Let me ask you again: is there anything more terroir than boogers?

Your boogers are the result of the air and dust you breathe everywhere you go. If you close your eyes, you might taste the sterile air, the ultraviolet light that keeps you awake, and the notes of disappointment of all your corporate meetings and ad-hoc committees.

You can use this technique to describe boogers. “Hints of berry and the quiet desperation of all my dreams fleeting away in one more unnecessary, pointless meeting that could have been a tweet.”

If people couldn’t eat boogers, the whole economy would crumble because they wouldn’t commute two hours in winter to their jobs. Think about it. If you commute in the winter, it’s dark when you go to work, and it’s dark when you go home. That’s so you can pick your nose the entire way there and back.

Plus, boogers have plenty of umami.

Hmmm, umami.

It is so pretentious.

But that’s not to say I don’t like pretentious. At one point in my life, I want to pitch investors my concept for a groundbreaking restaurant. It will be called Invisible Ink. This restaurant will be very profitable because the overhead will be minor since there will be no food.

The waiters will ask you to recall flavors as memories, and then they will help you combine them through their meticulous storytelling.

“Next, we will have a four-foot-tall tower of caviar covered in avocado.”
“I’ve never had caviar.”
“Well, whose fault is that?!”

I think my wife was troubled by my daughter’s behavior because of what others might say. That is the worst reason to do anything. Especially meddling in something that might be better left alone. There are so many things in our lives that need less of us.

Around the same time as her oral exploration stage, I took my daughter to lunch. I ordered ribs, Brussels sprouts, chicken tenders, and french fries.

What did my daughter eat? Nothing.

Okay, well, that’s not entirely accurate.

She decided to go for the ketchup ramekin and scoop it with her index finger and into her mouth. Did I do anything to stop it? No. I know that my daughter ate well at home most of the time, so I was not going to get into a power struggle with a human being who didn’t know how to form a sentence yet.

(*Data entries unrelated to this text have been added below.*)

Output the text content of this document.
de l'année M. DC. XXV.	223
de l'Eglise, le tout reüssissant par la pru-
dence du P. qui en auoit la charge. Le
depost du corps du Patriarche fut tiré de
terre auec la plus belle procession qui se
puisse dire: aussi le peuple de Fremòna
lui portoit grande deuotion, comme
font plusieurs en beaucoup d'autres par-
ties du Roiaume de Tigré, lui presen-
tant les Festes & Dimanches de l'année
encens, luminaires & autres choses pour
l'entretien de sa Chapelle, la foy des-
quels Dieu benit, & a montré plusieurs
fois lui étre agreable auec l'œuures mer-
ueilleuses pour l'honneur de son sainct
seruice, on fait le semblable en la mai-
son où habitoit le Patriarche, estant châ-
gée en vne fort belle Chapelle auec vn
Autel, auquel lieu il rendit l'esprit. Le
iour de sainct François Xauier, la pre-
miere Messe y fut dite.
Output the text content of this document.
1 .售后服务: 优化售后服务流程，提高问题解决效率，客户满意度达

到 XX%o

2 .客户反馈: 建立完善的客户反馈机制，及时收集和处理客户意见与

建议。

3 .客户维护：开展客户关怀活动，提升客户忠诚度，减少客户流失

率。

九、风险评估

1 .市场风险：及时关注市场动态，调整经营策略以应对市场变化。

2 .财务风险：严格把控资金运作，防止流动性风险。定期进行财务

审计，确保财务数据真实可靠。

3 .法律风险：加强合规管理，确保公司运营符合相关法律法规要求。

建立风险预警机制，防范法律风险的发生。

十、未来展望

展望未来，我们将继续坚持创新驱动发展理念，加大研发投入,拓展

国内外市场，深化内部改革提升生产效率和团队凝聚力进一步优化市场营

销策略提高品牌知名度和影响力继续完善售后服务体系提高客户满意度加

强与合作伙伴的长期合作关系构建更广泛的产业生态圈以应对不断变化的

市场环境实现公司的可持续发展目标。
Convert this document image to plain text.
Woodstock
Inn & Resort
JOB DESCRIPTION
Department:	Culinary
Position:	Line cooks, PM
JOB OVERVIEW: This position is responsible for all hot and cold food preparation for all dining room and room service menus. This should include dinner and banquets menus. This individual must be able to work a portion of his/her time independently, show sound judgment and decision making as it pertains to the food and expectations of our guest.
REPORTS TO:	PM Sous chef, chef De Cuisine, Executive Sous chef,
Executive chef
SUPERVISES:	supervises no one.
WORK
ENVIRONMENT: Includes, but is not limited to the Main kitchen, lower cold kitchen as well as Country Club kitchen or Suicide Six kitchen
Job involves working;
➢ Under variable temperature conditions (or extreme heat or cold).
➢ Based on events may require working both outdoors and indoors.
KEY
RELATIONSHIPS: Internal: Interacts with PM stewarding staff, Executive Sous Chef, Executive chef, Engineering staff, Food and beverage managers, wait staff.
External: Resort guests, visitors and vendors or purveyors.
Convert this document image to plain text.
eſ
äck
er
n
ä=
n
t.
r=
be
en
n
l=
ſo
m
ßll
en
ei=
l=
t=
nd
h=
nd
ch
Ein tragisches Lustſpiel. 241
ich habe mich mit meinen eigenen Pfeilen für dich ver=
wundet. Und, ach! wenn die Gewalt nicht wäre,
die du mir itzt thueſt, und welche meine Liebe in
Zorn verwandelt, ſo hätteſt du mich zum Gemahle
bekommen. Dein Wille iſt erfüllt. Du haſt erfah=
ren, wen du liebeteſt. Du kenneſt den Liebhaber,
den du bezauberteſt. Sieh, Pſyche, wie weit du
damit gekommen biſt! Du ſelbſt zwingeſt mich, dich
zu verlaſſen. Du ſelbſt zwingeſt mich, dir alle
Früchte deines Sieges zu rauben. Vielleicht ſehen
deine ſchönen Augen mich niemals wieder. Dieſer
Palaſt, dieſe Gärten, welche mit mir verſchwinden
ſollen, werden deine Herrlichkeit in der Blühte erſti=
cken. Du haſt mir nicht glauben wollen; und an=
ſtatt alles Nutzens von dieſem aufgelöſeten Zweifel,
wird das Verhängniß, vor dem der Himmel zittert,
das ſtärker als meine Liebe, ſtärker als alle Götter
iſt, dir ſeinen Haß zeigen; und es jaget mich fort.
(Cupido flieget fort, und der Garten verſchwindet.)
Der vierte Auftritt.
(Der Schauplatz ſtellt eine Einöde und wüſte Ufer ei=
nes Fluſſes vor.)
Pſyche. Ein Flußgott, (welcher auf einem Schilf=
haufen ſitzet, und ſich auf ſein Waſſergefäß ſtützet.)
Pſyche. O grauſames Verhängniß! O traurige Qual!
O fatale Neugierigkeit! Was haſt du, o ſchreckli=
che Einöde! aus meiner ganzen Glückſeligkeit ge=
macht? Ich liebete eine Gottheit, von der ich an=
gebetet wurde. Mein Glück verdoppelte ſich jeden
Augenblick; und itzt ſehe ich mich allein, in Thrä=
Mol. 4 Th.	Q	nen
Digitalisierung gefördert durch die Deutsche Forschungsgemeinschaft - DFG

It was the right course of action because the following weekend, we went to the same restaurant and ordered the same things, and at that time, my daughter had chicken, ribs, fries, and ketchup.

The ketchup was still the primary building block of her meal, but it went down from 100% to 60%. That’s because progress happens without us getting in the middle of it.

Why get in the middle? Things are constantly evolving, but we are so preoccupied with getting right all the time that we live in an inescapable circle of shame, guilt, and worry instead of trying to get it okay most of the time and have fun.

Like the famous Persian adage goes, “This too shall pass.” Have a booger while you wait.